Faye smoothed her hair, the way Frankie always did right before she left the house on a date, and threw her shoulders back as though heading into battle. Wreath climbed up in the window and cleared out the faded furniture that had sat there for no telling how long. She saw Faye approach their neighbor and didn’t miss his delighted smile as he stood and listened to whatever she was saying.
He pointed to a pile of pumpkins in the front of his store and handed a medium-sized one to Faye and lifted the largest of the group as though it weighed no more than the apple Wreath had eaten earlier.
“J. D. thought you might be able to use a couple of pumpkins,” Faye said, her voice one note lighter than usual. “In keeping with the fall theme.”
Wreath clapped her hands together and resisted the urge to do another dance. With money always tight and addresses always changing, years had passed since she and Frankie had bought any seasonal decorations, and the girl could already see the display in her mind.
J. D. put the chair in the window and carried the old pieces to the back corner before a hardware customer pulled up and he had to leave.
“Nice job, Wreath,” he said, looking at her intently as he pulled open the door. Walking past the window, he turned back to look again, his head tilted to the side. Then his stance relaxed, and he waved and went into his own store.
Wreath smiled as she attached the leaves to the glass. “I promise I’ll get this tape off when I take them down,” she said. “I’ll even clean these windows.”
Faye walked out on the sidewalk to inspect their progress and gestured for the items to be shifted slightly before heading back into the store.
“Doesn’t it look better?” Wreath asked, hopping down to grab two orange pillows with brown fringe balls on them.
“It changes the entire look of the store.” Faye climbed up on the platform as she spoke, sat in the velvet chair, and patted the padded arms. “This thing was ugly as sin on the floor, but the window showcases it perfectly.”
“You look like a queen sitting up there,” Wreath said and then put one of the pillows over her face and giggled. “I mean like royalty, in a good way, you know.”
“You’re not the first to notice,” the woman said. “My brother calls me a royal pain.

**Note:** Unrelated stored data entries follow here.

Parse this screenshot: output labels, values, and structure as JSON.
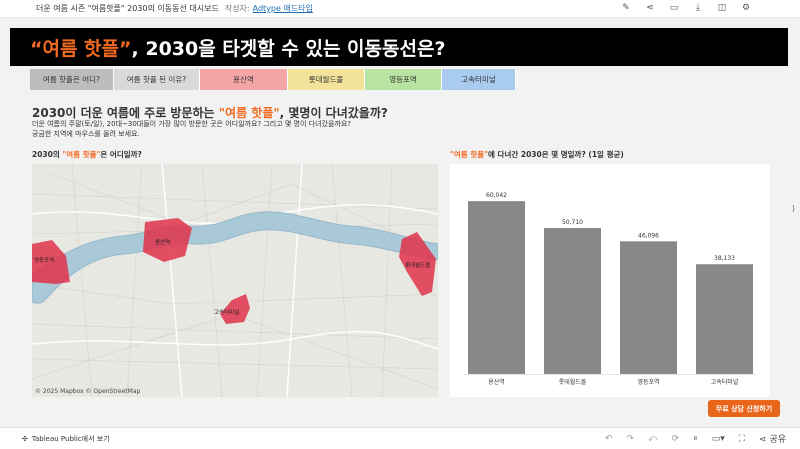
{
  "topbar": {
    "title": "더운 여름 시즌 \"여름핫플\" 2030의 이동동선 대시보드",
    "author_label": "작성자:",
    "author": "Adtype 애드타입",
    "icons": [
      "edit-icon",
      "share-icon",
      "comment-icon",
      "download-icon",
      "chat-icon",
      "settings-icon"
    ]
  },
  "hero": {
    "accent": "“여름 핫플”",
    "rest": ", 2030을 타겟할 수 있는 이동동선은?"
  },
  "tabs": [
    {
      "label": "여름 핫플은 어디?",
      "color": "#bdbdbd"
    },
    {
      "label": "여름 핫플 된 이유?",
      "color": "#d9d9d9"
    },
    {
      "label": "용산역",
      "color": "#f4a6a6"
    },
    {
      "label": "롯데월드몰",
      "color": "#f3e39a"
    },
    {
      "label": "영등포역",
      "color": "#b9e3a3"
    },
    {
      "label": "고속터미널",
      "color": "#a9cbef"
    }
  ],
  "heading": {
    "pre": "2030이 더운 여름에 주로 방문하는 ",
    "accent": "\"여름 핫플\"",
    "post": ", 몇명이 다녀갔을까?"
  },
  "description": {
    "line1": "더운 여름의 주말(토/일), 20대~30대들이 가장 많이 방문한 곳은 어디일까요? 그리고 몇 명이 다녀갔을까요?",
    "line2": "궁금한 지역에 마우스를 올려 보세요."
  },
  "map": {
    "title_pre": "2030의 ",
    "title_accent": "\"여름 핫플\"",
    "title_post": "은 어디일까?",
    "attribution": "© 2025 Mapbox  © OpenStreetMap",
    "regions": [
      {
        "label": "용산역"
      },
      {
        "label": "영등포역"
      },
      {
        "label": "롯데월드몰"
      },
      {
        "label": "고속터미널"
      }
    ],
    "river_color": "#a9c8d8",
    "region_color": "#e0334a"
  },
  "bars": {
    "title_accent": "\"여름 핫플\"",
    "title_post": "에 다녀간 2030은 몇 명일까? (1일 평균)"
  },
  "chart_data": {
    "type": "bar",
    "categories": [
      "용산역",
      "롯데월드몰",
      "영등포역",
      "고속터미널"
    ],
    "values": [
      60042,
      50710,
      46096,
      38133
    ],
    "value_labels": [
      "60,042",
      "50,710",
      "46,096",
      "38,133"
    ],
    "ylim": [
      0,
      66000
    ],
    "bar_color": "#888888",
    "grid": false
  },
  "cta": {
    "label": "무료 상담 신청하기",
    "color": "#e8651a"
  },
  "bottombar": {
    "tableau_label": "Tableau Public에서 보기",
    "share_label": "공유"
  }
}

He wants me to sell the store.”
Wreath laid the pillows on the platform and tried to make her question sound casual. “Are you thinking about it?”

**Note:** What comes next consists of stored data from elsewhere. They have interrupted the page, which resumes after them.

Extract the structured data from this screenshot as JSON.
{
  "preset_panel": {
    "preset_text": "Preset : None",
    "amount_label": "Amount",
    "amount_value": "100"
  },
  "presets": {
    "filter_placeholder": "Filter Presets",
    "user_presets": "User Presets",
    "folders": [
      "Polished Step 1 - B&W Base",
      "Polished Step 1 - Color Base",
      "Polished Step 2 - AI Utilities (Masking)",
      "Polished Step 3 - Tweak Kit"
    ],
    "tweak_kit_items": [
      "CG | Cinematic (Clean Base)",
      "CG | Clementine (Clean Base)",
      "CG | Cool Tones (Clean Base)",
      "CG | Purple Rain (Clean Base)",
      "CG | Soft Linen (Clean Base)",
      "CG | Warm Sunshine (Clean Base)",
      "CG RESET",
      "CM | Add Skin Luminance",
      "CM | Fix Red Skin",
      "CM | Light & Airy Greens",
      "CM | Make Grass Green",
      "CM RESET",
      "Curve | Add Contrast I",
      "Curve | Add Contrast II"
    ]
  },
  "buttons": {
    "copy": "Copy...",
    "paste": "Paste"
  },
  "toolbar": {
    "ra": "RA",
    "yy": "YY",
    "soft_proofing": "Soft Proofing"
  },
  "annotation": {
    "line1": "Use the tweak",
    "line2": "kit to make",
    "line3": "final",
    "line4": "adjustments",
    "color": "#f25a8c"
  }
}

“I don’t think about anything else.” Faye picked up the cushions. “Where did you find these?”
“In the storeroom,” Wreath said. “There’s an amazing amount of stuff in there.”

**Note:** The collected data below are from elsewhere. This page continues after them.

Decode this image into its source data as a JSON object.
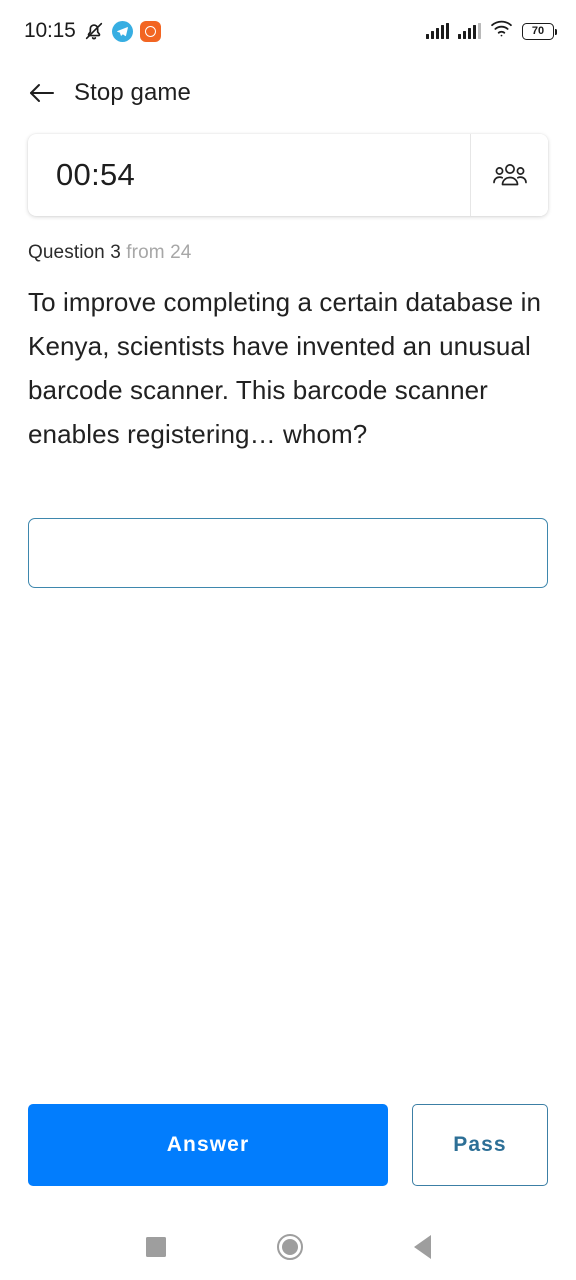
{
  "status_bar": {
    "time": "10:15",
    "battery_level": "70",
    "icons": [
      "mute-bell-icon",
      "telegram-icon",
      "orange-app-icon",
      "signal-bars-icon",
      "signal-bars-secondary-icon",
      "wifi-icon",
      "battery-icon"
    ]
  },
  "topbar": {
    "back_icon": "back-arrow-icon",
    "title": "Stop game"
  },
  "timer": {
    "value": "00:54",
    "players_icon": "group-people-icon"
  },
  "question": {
    "label": "Question 3",
    "total": "from 24",
    "text": "To improve completing a certain database in Kenya, scientists have invented an unusual barcode scanner. This barcode scanner enables registering… whom?"
  },
  "answer_field": {
    "value": "",
    "placeholder": ""
  },
  "actions": {
    "answer_label": "Answer",
    "pass_label": "Pass"
  },
  "navbar": {
    "recents": "square-recents-icon",
    "home": "circle-home-icon",
    "back": "triangle-back-icon"
  },
  "colors": {
    "accent_blue": "#027DFD",
    "input_border": "#3E87AD",
    "pass_text": "#2D6F96",
    "muted_text": "#A7A7A7",
    "nav_gray": "#9E9E9E"
  }
}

“These things must be thirty years old,” she said. “Who’d ever buy a store with inventory like this?”
“Business has picked up a teeny bit,” Wreath said, an ugly feeling in the pit of her stomach. A recent compliment from a customer or two had probably gotten her hopes higher than they should be, but she hated to think about the store changing hands.
“Thanks to your displays.” Faye lowered herself regally back into the chair. “We’ve sold three or four pieces of furniture since you rearranged things and made new signs.”
Wreath liked the way she said
we
instead of I, and the knot in her stomach loosened slightly.
“You’re a good shopkeeper,” she said and patted Faye on the shoulder.